Sometimes this wasn't precise, a Lib Dem may have been second in a ward previously and the Lib Dems may have been doing okay-ish on the council (but not first or second), but Labour were second in the council and second in the constituency seat so Labour came from third in the ward to win. But the pattern remained whoever was second somewhere (and mostly the same party was second across different elections, so whatever imperfect information the voter had was correct anyway) behind the Tory, suddenly got half the votes from those placed 3rd and 4th and it looks like a portion of the previously Tory votes too. Sometimes this was very clear where the turnout was the same as 2019 (as in almost the exact same amount of votes), and the votes lost from the previously first placed Tory and the 3rd and 4th placed parties exactly matches the gain for the previously 2nd placed party who won. If any model isn't outputting something basic like "it's FPTP, people voted for whoever was second previously to remove the Tories", then it is over complicating things.
One interesting thing which I've not seen mentioned anywhere. Working class areas that previously had some UKIP footprint, have disappeared into the Labour vote on an almost 1:1 basis. The middle/upper class areas I looked at all had a past UKIP footprint that was tiny or didn't exist, so I'm less sure where those votes went to. Nowhere I looked at had Reform UK candidates (they fielded 500 candidates and got 6 councillors). It seems possible the Tory attempt to eat UKIP, meant they took all its headbanging membership and its policies, but many of UKIP's voters may have just never been prepared to vote Tory (even if they agree with Tory policies) because they're never going to trust them. Reform UK at the moment is incapable of filling the same space UKIP did at its peak (mostly because the Tories themselves now dominate that space, but also because Labour hasn't taken the bait and given people a reason to not vote Labour). In other words the Tory stuff on Rwanda and small boats, may be a total waste of time if the point is winning votes.
This election was heavily tilted in favour of the Tories. Council elections favour Tory voters because they're older and turn out more. It was held in England but not London or Birmingham and tilted towards shires, the Tory heartland. The Tories got 26% of the popular vote. If this is all repeated (not the literal results as the media are spinning it, but the clear intention that "people voted for whoever was most likely to remove the Tories") at a GE, then the Tories will be at risk of a really incredible defeat.

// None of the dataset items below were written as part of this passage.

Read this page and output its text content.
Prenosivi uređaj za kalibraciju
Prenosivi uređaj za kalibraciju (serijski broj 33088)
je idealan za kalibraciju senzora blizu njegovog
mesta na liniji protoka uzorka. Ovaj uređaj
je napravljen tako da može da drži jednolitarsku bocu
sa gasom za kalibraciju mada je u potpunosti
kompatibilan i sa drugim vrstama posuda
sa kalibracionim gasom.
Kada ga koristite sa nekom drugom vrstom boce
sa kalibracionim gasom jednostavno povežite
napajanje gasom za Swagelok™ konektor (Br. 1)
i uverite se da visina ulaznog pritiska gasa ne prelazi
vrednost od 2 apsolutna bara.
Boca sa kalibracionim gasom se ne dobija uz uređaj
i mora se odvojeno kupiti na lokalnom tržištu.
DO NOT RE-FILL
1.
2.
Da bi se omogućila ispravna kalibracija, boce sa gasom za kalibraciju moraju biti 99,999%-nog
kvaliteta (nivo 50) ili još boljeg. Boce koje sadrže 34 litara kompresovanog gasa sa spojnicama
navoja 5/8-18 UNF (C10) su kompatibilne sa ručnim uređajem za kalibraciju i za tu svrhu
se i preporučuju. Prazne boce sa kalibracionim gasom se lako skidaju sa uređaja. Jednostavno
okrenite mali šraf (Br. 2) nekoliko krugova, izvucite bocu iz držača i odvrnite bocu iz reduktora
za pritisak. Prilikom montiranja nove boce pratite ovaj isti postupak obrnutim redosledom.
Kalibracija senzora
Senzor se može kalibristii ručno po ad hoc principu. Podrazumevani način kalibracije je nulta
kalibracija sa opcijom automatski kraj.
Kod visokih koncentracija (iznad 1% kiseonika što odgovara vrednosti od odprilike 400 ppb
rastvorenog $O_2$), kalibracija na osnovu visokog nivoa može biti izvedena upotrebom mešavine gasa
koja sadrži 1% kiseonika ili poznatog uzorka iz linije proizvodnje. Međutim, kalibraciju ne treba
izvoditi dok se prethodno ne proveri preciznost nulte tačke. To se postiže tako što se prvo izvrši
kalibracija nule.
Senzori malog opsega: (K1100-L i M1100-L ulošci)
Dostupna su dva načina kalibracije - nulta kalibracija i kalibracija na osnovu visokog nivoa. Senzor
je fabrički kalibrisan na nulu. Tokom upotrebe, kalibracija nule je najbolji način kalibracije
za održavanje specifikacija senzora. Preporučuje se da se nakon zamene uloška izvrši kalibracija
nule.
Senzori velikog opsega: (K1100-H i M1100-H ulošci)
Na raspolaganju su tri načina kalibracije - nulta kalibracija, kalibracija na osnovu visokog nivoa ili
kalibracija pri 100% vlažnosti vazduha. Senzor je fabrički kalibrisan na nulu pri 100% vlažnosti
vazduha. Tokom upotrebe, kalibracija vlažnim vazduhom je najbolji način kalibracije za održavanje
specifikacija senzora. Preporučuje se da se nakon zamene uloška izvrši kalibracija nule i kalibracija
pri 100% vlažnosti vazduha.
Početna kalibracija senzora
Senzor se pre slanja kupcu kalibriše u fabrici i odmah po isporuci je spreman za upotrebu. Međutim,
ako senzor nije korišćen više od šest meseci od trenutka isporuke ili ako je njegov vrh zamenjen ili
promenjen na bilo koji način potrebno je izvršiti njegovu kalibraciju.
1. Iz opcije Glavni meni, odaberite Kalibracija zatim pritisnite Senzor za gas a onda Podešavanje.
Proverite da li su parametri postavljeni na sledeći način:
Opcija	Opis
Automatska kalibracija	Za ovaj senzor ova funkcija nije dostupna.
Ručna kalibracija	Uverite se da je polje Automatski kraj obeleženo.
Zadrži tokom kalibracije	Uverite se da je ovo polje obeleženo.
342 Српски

Tory MPs now talk about "18 months until the next election", meaning the general election. But the next set of elections are in May 2024, in London/Manchester/West Midlands, these are more favourable to Labour than this election was. Not only do they now need to turn this around (step one should be send loony Tory MPs to the backbenches, and prevent them talking non-stop on loony far right TV "news" channels), they also look committed to sacrificing momentum for a winter 2024 election. They're just kicking the can and hoping.